Como ninguém é besta de contrariar o policial, todos saem, Marcelo é o primeiro a ser revistado, o policial faz as perguntas de rotina:
- De onde você está vindo?
- Da faculdade, senhor.
- Agora, todo vagabundo deu para dizer que é estudante.
- Ué, por que o senhor não acredita em mim?
- Escuta aqui negão, eu estou cansado de ouvir justificativas sem nexo de pilantras que nem você, estou o dia inteiro nessa merda procurando uns vagabundos que assaltaram um banco e segundo as pistas vão passar por esta avenida, como fugiram a pé, tenho que parar todos os coletivos para ter certeza que não estão aqui.
- Pois é, sinto muito que o senhor esteja cansado, mas caso não tenha percebido, não o único por aqui, toda esta gente está cansada de trabalhar, de estudar e de agüentar gente cansada que nem você interrogando a gente.
- Tá me desafiando crioulo, to doidinho para dar uns murros em alguém e é só você me dar motivo.
- Ô Almeida, pega leve, o rapaz é estudante, não fica incomodando ele não.
- Tá com sorte, crioulo.
Mais adiante, um policial se desculpa com um homem trajando um terno Armani:
- Perdoa-me senhor, não sabia que o senhor era juiz, pode voltar para o ônibus, mas desculpa a minha curiosidade, o que houve com o seu carro?
- Tive um acidente há pouco tempo, ainda não voltou da oficina, na verdade vou pegá-lo amanhã.
- Tudo bem e desculpa mais uma vez.
Marcelo vendo aquela cena, não entende, a forma de agir da polícia, mas infelizmente, se conforma, vivemos num país racista, não só de cor, mas de classe e até, pasmem, de roupas.
Terminada a batida, o ônibus segue viagem, e a poucos pontos do final onde Marcelo desceria e teria o descanso dos justos. Um homem de terno se levanta e dá voz de assalto:
- Cobrador, não perca tempo e encha este saco de dinheiro. Vamos lá pessoal, não tenho a noite toda, podem passar relógios, dinheiro e tudo o que tiverem nas bolsas e carteiras ou então a magnum vai começar a soltar azeitonas.
Feita a coleta, o magnata desce do ônibus, diante da perplexidade de todos:
- Mas, esse aí não era o juiz, que o policial não revistou?
- Era sim, infelizmente, justo onde não procuraram é que havia o que apreender.
E o ônibus segue viagem, mas no outro ponto, o motor arria e todos os cento e vinte passageiros têm que sair e esperar no sereno para que o ônibus reserva apareça. Como a tecnologia é boa nestas horas.

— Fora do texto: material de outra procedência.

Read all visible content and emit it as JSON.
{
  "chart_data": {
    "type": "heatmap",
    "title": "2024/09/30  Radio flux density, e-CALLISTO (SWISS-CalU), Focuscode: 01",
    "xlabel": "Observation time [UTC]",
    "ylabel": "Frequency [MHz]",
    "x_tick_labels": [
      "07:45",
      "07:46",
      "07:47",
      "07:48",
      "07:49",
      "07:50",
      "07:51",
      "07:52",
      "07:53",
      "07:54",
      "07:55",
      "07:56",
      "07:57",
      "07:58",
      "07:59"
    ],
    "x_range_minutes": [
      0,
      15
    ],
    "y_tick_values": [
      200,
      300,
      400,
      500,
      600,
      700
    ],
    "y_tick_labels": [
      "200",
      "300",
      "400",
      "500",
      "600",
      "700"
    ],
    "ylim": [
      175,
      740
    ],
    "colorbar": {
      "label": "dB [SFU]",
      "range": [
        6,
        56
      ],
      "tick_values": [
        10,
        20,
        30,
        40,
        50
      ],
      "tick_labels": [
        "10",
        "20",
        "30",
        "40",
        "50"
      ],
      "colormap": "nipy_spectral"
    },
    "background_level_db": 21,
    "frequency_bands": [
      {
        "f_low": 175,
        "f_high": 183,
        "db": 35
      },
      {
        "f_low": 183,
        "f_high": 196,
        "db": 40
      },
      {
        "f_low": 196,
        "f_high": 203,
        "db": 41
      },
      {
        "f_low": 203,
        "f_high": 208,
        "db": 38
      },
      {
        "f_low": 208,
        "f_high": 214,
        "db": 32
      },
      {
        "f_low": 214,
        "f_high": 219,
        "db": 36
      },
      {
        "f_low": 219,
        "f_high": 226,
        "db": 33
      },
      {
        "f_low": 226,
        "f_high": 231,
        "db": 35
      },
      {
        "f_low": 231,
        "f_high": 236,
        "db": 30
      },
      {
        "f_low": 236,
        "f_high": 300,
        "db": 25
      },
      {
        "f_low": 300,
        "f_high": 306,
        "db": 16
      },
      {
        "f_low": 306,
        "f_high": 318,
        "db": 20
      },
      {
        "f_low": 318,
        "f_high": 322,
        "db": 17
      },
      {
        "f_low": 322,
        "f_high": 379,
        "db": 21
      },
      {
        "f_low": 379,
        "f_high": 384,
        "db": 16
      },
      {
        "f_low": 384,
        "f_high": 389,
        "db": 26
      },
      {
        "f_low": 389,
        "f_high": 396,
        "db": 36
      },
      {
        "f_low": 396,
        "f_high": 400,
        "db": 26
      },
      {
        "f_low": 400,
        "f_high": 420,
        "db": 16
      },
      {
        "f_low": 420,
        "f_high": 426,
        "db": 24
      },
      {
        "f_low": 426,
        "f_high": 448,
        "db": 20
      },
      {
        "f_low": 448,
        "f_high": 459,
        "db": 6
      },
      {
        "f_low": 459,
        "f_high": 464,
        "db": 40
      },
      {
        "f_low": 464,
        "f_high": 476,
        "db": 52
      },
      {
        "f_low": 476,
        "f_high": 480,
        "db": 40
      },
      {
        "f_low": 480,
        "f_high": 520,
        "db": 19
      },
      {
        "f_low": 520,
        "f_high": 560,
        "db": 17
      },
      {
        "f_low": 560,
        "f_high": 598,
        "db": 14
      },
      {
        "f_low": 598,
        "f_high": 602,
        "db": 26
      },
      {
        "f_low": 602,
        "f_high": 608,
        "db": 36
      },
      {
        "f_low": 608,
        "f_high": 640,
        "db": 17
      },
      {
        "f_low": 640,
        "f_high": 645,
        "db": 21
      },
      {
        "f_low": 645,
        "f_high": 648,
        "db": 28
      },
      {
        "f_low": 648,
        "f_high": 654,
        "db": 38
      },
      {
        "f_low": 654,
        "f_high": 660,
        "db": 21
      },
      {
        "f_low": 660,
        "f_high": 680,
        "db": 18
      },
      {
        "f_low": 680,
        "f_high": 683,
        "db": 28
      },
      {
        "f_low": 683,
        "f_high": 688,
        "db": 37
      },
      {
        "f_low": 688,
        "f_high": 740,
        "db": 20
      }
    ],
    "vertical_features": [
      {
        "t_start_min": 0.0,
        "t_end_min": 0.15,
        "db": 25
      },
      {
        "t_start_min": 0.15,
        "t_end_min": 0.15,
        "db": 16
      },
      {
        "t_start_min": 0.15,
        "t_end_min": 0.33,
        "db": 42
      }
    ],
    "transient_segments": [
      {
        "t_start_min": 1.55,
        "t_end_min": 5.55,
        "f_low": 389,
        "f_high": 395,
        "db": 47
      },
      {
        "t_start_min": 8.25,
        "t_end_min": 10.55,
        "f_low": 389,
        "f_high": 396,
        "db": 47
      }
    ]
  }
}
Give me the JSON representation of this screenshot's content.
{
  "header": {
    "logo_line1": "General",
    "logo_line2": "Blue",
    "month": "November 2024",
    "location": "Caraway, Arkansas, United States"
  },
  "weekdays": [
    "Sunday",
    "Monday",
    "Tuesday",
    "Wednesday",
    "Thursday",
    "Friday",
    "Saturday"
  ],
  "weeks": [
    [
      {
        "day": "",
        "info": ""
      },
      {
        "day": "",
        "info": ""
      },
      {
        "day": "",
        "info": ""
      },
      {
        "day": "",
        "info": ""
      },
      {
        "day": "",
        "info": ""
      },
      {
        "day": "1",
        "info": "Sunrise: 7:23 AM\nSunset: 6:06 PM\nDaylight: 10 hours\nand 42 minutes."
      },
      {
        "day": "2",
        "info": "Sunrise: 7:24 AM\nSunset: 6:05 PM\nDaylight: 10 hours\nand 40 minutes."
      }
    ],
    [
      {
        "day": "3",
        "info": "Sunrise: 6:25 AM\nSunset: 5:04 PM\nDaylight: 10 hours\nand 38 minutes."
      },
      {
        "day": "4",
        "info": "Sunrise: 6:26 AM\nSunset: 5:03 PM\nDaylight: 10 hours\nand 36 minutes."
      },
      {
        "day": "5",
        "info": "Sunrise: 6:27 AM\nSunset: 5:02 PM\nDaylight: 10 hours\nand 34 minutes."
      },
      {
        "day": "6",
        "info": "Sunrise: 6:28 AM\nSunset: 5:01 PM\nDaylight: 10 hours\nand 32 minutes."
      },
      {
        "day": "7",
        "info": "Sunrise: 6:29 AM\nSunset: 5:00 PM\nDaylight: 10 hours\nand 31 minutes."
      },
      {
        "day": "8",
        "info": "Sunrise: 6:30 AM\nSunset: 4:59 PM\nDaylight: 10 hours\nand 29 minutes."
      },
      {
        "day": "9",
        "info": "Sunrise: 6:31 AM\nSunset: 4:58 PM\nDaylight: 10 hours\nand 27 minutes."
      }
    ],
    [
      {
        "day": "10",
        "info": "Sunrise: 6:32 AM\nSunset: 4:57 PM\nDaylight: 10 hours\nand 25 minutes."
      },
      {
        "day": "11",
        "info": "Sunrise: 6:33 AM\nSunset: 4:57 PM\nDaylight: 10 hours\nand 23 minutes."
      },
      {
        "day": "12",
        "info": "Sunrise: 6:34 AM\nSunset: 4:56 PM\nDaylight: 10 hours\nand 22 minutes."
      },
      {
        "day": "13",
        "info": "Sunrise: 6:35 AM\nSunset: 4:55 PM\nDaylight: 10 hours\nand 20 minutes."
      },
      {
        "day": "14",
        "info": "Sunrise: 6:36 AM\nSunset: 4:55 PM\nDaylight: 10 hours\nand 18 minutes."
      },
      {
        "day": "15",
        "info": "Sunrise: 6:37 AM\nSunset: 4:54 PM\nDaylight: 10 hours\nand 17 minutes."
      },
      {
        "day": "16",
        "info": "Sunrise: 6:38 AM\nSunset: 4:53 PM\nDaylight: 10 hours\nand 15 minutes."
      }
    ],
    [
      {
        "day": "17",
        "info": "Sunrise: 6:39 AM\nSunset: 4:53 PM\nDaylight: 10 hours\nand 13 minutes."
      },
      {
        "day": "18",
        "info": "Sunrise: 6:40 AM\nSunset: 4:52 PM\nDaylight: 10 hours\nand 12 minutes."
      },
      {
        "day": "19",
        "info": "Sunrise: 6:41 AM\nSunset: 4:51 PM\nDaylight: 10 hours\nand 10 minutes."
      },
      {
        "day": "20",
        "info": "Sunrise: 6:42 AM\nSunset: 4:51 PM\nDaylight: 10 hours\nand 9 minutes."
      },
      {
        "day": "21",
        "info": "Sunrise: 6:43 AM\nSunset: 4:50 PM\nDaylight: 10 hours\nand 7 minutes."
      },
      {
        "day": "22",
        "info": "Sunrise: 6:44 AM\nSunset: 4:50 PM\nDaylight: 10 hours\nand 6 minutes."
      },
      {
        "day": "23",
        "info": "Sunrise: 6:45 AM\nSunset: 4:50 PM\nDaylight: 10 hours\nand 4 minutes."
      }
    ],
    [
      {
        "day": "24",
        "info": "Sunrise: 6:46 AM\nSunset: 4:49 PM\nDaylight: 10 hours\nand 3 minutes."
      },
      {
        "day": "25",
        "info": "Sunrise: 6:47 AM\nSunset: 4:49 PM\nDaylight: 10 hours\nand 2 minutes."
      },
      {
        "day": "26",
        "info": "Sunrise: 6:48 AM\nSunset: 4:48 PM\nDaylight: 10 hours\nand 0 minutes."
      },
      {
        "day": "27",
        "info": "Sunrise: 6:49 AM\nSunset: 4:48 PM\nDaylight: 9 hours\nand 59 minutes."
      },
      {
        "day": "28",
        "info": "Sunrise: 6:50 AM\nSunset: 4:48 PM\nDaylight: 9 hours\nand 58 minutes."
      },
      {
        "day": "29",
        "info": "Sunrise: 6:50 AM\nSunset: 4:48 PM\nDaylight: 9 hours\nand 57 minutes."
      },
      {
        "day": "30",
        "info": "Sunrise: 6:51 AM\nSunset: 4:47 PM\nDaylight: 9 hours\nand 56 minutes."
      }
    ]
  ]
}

O celular de Marcelo toca:
- Oi amor, onde você está.
- Oi, Regina, o ônibus quebrou, estou a poucos quilômetros de casa, não fosse a penumbra seguiria a pé, devo chegar em 15 minutos.
- Tudo bem, vou estar esperando.
Ao desligar o celular Marcelo avista o coletivo reserva que rapidamente é preenchido e segue viagem.

Ao desligar o telefone Regina diz:
- Ainda bem, que aquele corno se atrasou, assim você pode ir sossegado, Rui.
- Regina, quando você vai abandoná-lo.
- Eu, nunca, enquanto você for um Zé Ruela, sem eira, nem beira, não posso fingir que vou ser feliz com você.
- Pô, não precisa humilhar também, só porque o negão faz faculdade.
- Não, Rui, é porque o negão trabalha e muito para me dar a vida boa que tenho, coisa que você nem pensa em fazer e melhor você ir embora antes que ele chegue.
Rui ainda dá muitos amassos em Regina esquece-se da hora até ser tarde demais. Marcelo abre a porta e dá de cara com Rui:
- Quem é este sujeito, Regina?
- É, é um primo meu, ele veio fazer uma visitinha.
- À meia-noite?
- Mas não se preocupe ele está de saída.
- Não, não está não, agora quero saber direitinho esta história, tá na minha casa porque ô rapa?
- Ela já não te disse, eu sou primo dela.
- Ah é, então de qual tia dela tu é filho?
- Bem, da...da...da...
- Da tia Zilu completa Regina.
- Tia Zilú em, e quantos anos tem a tia Zilú, cara?
- Ahn, 62?
- Você tá morto!
A confusão adentra a madrugada, os vizinhos acordam para ver a coça que Marcelo dá no seu, como direi, folguista. Muito sangue, suor e lágrimas depois. Marcelo arruma suas coisas e vai embora, Rui meio morto ainda enxerga Regina vindo em sua direção:
- Viu o que você arrumou, agora já era. Fui.
No outro dia, Marcelo compra um jornal cuja notícia da capa é interessante:
“Policial racista é morto por um branco”, a matéria dava conta de que após o policial chamar uma negra de “macaca suja” seu marido indignado se apoderou da arma do policial e deu cinco tiros na sua face, preso em flagrante o senhor declarou em alto e bom som “faria de novo” disse isto e cuspiu no cadáver do sujeito. Para a surpresa de Marcelo, o policial era o mesmo que o abordara no ônibus na noite anterior.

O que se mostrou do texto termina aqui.